On Fri, 02 Dec 2011, wrote:

On Fri, 02 Dec 2011, Brad Knowles wrote:

On Dec 2, 2011, at 1:08 PM, wrote:

my client is Centos 5.7, chef 0.10.4-1. the way i intialize chef on the
client is by running:

chef-client -j /etc/chef/first-boot.json -L /var/log/chef/client.log -l debug --once

but that first chef-client run never exits, it hangs onto the tty (if
there is one). or when it's run at first boot via an init script, i see
the same hang.

The last time I saw anything like that, it was because someone had changed their knife.rb to default chef to staying resident and not exiting, which apparently does not get over-ridden by command-line options like "--once".

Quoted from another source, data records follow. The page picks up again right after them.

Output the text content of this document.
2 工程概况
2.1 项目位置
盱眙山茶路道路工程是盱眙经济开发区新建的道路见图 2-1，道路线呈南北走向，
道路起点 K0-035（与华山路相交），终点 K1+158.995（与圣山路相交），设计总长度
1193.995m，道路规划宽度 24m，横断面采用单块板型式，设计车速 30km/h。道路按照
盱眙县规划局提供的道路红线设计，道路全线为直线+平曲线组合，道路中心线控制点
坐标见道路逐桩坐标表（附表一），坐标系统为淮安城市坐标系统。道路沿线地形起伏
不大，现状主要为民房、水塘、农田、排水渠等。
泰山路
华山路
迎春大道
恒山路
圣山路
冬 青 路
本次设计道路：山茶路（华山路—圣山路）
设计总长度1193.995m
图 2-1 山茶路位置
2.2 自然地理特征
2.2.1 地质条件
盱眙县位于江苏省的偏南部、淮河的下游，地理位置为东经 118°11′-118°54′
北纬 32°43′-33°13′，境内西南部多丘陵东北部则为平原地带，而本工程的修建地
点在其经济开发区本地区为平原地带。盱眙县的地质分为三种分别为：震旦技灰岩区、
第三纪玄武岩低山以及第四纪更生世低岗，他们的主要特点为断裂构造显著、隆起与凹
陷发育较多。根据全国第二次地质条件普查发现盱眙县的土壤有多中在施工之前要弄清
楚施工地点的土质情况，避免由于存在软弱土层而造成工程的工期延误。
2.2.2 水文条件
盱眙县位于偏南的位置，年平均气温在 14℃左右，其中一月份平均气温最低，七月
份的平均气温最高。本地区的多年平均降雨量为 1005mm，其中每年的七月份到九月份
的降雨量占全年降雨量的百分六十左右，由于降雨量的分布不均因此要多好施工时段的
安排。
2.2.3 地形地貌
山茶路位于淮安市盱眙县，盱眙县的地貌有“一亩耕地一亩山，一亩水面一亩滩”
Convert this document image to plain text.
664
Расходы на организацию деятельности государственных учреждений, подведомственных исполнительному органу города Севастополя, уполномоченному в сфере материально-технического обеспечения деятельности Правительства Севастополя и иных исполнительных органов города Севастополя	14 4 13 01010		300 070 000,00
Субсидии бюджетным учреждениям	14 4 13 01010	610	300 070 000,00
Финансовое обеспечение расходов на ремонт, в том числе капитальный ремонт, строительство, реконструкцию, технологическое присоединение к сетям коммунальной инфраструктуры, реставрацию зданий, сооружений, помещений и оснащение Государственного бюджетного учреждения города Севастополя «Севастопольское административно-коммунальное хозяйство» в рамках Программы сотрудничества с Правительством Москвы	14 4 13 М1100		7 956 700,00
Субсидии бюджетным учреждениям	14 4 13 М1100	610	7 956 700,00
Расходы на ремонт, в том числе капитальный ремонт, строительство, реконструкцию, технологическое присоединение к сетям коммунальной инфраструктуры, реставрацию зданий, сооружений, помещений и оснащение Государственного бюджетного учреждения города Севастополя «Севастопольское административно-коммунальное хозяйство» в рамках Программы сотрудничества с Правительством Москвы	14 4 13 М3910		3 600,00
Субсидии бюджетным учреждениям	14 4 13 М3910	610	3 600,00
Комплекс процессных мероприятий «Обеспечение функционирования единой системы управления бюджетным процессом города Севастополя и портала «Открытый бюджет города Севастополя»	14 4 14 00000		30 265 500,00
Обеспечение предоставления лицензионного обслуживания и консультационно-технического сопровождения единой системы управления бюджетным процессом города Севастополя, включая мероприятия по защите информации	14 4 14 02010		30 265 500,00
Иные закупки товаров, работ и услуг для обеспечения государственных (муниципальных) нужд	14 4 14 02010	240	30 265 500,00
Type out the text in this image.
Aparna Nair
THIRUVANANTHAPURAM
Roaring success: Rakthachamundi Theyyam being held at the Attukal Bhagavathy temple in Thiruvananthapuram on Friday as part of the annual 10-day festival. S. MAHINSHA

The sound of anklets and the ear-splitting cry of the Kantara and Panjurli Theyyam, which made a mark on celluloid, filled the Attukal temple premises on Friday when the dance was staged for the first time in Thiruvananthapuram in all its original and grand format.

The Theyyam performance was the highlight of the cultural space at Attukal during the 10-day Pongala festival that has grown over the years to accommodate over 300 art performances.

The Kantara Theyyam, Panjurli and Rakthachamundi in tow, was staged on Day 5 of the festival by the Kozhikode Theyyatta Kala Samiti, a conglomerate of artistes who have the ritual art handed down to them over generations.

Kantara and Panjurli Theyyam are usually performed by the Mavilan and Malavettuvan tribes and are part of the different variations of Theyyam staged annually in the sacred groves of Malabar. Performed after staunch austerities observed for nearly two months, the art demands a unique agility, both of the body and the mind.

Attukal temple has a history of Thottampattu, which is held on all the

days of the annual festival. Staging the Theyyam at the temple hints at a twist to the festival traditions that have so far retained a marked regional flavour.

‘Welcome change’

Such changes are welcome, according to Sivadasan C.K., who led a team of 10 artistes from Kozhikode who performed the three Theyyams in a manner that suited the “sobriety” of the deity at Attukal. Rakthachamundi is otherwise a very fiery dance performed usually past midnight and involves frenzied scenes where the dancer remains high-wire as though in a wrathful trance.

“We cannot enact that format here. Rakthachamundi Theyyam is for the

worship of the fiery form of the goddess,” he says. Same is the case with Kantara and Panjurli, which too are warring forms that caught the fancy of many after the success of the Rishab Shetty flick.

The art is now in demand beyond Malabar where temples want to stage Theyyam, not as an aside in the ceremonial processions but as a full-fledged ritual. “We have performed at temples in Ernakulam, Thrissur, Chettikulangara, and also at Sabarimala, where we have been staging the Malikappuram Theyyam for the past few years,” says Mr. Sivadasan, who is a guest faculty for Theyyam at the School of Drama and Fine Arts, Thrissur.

(yeah that was me back on Nov 2nd)

[root@sous-chef3 ~]# cat /etc/chef/client.rb
log_level :info
log_location STDOUT
interval 21600

Oh, sorry -- it must have been this option in the client.rb, not in knife.rb. But notice that the chef process below is running with a "-i 21600" argument, which is why all the chef-client runs will sleep at the end of the run instead of terminating.

Try removing this option.

but that option is actually not present for the very first chef-client
run. (sorry that wasn't clear from my initial post). the first run to
bootstrap the system runs with a client.rb in place like this:

[root@sous-chef3 ~]# cat /etc/chef/client.rb-first-boot-here-y0h
log_level :info
log_location STDOUT
ssl_verify_mode :verify_none
chef_server_url "https://10.doop.burf.113"
file_cache_path "/var/cache/chef"
file_backup_path "/var/lib/chef/backup"
pid_file "/var/run/chef/"
cache_options({ :path => "/var/cache/chef/checksums", :skip_expires => true})
signing_ca_user "chef"
Mixlib::Log::Formatter.show_time = true
environment "dev"

there is no interval stated there. the client.rb that shows the interval
is a result of the chef-client recipe running during that first
chef-client run.

and even if the first chef-client run used a client.rb with an interval set, shouldn't using --once override the looping? that's what i understood from Dan DeLeo's response here: chef - [chef] Re: Re: Re: running chef-client on cmdline won't exit

i'm running this again on a fresh system from the top:

[root@sous-chef3 ~]# chef-client -c /etc/chef/client.rb-first-boot-here-y0h -j /etc/chef/first-boot.json -L /var/log/chef/client.log -l debug --once

and the result is the same behavior as before.